Asian Markets Open Higher Following US Jobs Data as Oil Rises on Iran Protests
Asian markets opened higher Monday following Friday's record-setting US performance driven by employment data showing unemployment falling to 4.4%. Oil prices rose as Iran intensified protest crackdowns, extending the longest weekly gain streak since June. The yen weakened to year-low levels amid snap election speculation, while Taiwan Semiconductor's strong revenue supported regional tech sentiment.

*this image is generated using AI for illustrative purposes only.
Asian equity markets opened with broad-based gains on Monday, following strong performance in US markets where employment data helped drive stocks to new record levels. The positive sentiment carried over despite ongoing geopolitical uncertainties and mixed signals from various economic indicators.
Market Performance Across Regions
Shares in Australia and South Korea posted gains alongside equity index futures for Hong Kong, all taking guidance from Friday's strong US performance. The S&P 500 climbed 0.6% on Friday to close at an all-time high, though US equity futures edged lower in early Monday trading.
| Market: | Performance |
|---|---|
| Australia S&P/ASX 200: | +0.7% |
| Hang Seng futures: | +0.6% |
| Euro Stoxx 50 futures: | +1.6% |
| S&P 500 futures: | -0.1% |
Japanese financial markets remained closed Monday for a holiday, which means no trading of cash US Treasuries occurred in Asia during the session.
US Employment Data Impact
Friday's gains in US equities followed largely benign employment data that showed slightly fewer workers were added to the economy than economists had forecast. The unemployment rate edged down to 4.4%, providing a mixed but generally supportive backdrop for markets. The jobs data left expectations for additional Fed interest-rate cuts intact, although the pace of future reductions remains uncertain.
Morgan Stanley, Barclays and Citigroup all pushed back their forecasts for Fed rate cuts later in 2026 following Friday's employment report. The US 10-year yield ended little changed in Friday's session.

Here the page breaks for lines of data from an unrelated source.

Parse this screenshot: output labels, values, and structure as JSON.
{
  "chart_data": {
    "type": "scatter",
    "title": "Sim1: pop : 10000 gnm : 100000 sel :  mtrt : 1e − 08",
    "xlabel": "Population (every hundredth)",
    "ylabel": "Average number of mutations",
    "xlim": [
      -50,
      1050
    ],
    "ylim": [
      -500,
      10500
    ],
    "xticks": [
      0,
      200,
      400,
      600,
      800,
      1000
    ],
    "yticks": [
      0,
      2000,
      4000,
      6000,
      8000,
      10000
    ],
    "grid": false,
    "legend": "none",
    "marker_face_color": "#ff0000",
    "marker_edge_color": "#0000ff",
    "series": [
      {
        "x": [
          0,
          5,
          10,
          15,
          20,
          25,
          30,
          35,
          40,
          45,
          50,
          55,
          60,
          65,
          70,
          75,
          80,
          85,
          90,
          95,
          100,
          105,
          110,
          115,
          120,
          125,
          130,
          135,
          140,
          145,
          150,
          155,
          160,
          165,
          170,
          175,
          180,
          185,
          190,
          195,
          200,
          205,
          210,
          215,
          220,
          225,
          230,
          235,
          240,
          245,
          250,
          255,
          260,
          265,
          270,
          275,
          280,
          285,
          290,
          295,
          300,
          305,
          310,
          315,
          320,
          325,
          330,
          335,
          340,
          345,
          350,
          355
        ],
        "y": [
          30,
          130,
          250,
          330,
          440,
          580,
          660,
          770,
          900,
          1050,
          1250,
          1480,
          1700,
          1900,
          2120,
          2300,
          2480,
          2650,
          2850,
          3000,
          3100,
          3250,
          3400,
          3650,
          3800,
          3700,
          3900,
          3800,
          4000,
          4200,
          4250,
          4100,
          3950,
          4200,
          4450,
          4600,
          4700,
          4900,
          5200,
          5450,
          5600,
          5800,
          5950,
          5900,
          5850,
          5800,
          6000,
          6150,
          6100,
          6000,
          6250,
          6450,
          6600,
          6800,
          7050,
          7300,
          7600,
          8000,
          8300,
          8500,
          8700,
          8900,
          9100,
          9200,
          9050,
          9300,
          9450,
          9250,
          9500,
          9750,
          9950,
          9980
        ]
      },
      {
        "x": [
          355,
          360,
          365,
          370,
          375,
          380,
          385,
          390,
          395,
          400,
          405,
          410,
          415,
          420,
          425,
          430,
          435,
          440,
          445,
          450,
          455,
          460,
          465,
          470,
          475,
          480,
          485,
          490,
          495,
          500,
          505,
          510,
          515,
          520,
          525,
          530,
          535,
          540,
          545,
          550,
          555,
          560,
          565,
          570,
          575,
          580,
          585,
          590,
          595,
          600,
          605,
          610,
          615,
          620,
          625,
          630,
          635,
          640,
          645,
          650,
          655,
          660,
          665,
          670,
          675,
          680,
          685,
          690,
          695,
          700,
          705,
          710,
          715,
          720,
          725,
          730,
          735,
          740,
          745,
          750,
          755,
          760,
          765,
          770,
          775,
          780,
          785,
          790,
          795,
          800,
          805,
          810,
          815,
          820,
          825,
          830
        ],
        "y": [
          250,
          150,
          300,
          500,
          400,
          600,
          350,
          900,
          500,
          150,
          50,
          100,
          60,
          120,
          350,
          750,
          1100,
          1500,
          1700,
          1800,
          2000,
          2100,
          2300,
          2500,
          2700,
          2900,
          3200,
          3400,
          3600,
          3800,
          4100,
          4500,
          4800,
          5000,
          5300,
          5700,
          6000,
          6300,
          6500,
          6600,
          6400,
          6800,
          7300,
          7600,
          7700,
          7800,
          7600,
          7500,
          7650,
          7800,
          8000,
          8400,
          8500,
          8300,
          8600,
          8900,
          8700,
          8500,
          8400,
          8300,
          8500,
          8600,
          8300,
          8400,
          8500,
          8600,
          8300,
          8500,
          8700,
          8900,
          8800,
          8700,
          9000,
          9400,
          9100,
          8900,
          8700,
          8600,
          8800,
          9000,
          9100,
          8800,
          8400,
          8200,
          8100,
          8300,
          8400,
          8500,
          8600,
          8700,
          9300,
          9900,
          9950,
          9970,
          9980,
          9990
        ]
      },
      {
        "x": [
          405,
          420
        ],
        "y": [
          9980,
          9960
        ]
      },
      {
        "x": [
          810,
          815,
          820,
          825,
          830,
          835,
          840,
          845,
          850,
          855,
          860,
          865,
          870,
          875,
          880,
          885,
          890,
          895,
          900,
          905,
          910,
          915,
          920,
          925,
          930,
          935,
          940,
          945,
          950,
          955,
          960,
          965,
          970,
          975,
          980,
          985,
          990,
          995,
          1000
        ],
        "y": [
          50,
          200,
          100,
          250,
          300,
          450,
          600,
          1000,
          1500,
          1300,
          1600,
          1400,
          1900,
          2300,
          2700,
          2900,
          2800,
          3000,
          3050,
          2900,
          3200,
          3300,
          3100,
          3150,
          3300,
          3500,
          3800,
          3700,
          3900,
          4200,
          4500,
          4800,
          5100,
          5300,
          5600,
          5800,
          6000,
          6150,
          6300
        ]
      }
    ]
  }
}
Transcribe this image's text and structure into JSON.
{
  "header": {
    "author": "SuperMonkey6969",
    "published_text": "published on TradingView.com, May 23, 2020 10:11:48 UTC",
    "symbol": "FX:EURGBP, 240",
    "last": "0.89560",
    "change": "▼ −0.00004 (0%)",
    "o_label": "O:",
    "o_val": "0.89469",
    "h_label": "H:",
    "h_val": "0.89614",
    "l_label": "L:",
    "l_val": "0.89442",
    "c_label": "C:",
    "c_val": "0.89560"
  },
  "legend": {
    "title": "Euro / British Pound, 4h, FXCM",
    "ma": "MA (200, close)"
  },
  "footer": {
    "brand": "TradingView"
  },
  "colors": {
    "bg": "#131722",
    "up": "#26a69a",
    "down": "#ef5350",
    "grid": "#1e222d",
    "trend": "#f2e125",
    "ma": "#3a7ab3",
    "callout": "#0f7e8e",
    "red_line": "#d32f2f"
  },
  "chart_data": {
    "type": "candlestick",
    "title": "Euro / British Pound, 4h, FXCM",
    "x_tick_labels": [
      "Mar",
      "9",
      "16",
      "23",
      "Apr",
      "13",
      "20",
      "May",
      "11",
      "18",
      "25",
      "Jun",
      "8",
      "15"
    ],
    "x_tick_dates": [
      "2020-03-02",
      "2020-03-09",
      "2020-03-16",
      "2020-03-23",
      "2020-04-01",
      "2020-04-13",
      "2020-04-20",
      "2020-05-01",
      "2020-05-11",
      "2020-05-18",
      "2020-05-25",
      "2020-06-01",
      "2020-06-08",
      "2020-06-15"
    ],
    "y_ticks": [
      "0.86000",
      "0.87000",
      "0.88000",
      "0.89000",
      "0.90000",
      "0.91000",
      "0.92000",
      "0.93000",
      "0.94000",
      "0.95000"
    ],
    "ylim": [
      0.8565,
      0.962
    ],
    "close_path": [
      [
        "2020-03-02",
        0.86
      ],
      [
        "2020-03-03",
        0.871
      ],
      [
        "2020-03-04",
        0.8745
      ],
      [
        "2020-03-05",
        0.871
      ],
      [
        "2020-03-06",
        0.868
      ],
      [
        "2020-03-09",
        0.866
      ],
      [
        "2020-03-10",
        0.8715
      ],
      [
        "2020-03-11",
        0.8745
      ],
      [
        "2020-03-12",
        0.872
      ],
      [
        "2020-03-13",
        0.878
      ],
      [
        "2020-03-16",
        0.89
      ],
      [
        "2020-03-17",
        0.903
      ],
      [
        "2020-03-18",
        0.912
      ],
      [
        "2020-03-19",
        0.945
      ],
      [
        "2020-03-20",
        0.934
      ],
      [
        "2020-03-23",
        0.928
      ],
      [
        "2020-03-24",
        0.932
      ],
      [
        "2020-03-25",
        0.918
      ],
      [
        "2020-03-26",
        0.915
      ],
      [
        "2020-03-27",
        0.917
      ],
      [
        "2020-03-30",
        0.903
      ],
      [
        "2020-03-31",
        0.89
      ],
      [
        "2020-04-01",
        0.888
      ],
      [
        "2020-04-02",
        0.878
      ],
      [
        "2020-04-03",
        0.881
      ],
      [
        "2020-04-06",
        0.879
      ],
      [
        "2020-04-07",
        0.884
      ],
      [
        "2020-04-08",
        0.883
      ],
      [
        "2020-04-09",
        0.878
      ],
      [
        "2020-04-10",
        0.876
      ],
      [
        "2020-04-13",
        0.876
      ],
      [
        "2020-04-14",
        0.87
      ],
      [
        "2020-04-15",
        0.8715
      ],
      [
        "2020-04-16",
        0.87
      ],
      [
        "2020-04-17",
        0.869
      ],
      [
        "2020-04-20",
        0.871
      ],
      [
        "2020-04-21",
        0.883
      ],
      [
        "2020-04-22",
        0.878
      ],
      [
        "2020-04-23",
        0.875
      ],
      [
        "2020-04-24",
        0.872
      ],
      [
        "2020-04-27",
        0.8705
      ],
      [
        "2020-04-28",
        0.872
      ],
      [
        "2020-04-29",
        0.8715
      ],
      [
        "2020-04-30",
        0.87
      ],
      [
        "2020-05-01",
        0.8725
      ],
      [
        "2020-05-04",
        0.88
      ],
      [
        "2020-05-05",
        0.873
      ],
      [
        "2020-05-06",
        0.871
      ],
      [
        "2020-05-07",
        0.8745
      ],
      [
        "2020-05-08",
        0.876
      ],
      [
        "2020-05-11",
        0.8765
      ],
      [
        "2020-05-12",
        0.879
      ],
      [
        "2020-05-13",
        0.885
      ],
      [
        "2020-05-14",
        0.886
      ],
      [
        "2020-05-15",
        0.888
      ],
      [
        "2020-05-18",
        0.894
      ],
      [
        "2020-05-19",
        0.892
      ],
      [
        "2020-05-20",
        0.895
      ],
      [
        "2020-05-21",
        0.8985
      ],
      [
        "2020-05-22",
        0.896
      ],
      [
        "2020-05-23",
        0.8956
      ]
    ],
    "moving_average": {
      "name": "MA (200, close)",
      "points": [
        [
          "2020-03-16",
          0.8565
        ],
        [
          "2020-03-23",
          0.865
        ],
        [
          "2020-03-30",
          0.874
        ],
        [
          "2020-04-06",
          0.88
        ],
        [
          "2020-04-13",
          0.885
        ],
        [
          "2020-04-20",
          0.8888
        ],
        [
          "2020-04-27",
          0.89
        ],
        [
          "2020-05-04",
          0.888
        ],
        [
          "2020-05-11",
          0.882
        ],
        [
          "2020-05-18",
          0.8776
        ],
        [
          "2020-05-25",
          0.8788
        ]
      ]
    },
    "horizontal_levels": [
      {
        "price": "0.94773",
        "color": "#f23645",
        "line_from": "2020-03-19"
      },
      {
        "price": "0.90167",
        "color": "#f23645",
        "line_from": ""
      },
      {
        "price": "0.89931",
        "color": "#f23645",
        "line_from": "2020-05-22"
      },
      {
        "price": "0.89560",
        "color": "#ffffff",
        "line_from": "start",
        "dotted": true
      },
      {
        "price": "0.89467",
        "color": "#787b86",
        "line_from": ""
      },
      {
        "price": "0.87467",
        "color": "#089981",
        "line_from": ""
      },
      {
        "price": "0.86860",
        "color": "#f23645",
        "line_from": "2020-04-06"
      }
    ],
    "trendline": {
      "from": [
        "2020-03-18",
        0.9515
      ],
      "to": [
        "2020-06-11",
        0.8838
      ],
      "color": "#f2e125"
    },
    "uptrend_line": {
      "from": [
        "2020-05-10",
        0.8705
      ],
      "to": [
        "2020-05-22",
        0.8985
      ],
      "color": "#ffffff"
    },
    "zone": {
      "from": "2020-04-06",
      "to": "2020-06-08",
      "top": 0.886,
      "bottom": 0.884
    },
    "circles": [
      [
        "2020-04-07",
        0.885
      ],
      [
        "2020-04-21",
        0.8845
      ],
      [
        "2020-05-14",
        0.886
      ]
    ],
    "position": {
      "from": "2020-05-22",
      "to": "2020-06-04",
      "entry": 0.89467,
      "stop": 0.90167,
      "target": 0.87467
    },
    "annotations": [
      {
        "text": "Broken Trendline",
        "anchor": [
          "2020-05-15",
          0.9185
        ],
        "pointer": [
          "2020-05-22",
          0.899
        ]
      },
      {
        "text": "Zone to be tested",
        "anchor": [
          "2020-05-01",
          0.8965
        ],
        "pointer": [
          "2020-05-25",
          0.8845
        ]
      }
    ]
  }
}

Currency and Commodity Movements
The yen crept lower in early Asian trade after closing Friday at its weakest level in a year. The weakness partly reflected the potential for a snap election in Japan. The dollar remained mixed against developed-market peers on Monday.
| Currency Pair: | Level |
|---|---|
| EUR/USD: | $1.1645 |
| USD/JPY: | 157.91 |
| USD/CNH: | 6.9742 |
Oil advanced in early Asian trading as Iran intensified a crackdown on protests across the country. West Texas Intermediate crude rose 0.5% to $59.41 a barrel. The increase extended Friday's advance, capping the longest run of weekly gains since June. The unrest has raised possibilities of significant geopolitical changes that could transform global energy markets.
Geopolitical Developments
Trump has threatened repercussions if demonstrators were targeted, while Tehran has warned the US and Israel against any intervention. Matt Maley, chief market strategist at Miller Tabak + Co., noted the elevated uncertainty levels: "The situation in Iran seems to be taking the country to the brink. The level of uncertainty in so many geopolitical hotspots is reaching levels not seen since the late 1930s."
Separately, the US Supreme Court failed to weigh in on Trump's tariffs, pushing into the future one risk hanging over markets. US federal prosecutors have opened a criminal investigation into Federal Reserve Chair Jerome Powell over the central bank's renovation of its headquarters, according to the New York Times.
Technology Sector Outlook
Asian tech shares may receive support after Taiwan Semiconductor Manufacturing Co. reported revenue that topped estimates, offering fresh momentum for the AI trade in the region. This development comes as signs emerge that the dominance of US mega-cap tech stocks may be waning.
Precious metals traded slightly higher early Monday, with spot gold rising 1% to $4,554.69 an ounce, as some traders positioned for continued strength following last year's rally. Australian bond yields remained little changed, with the 10-year yield declining two basis points to 4.67%.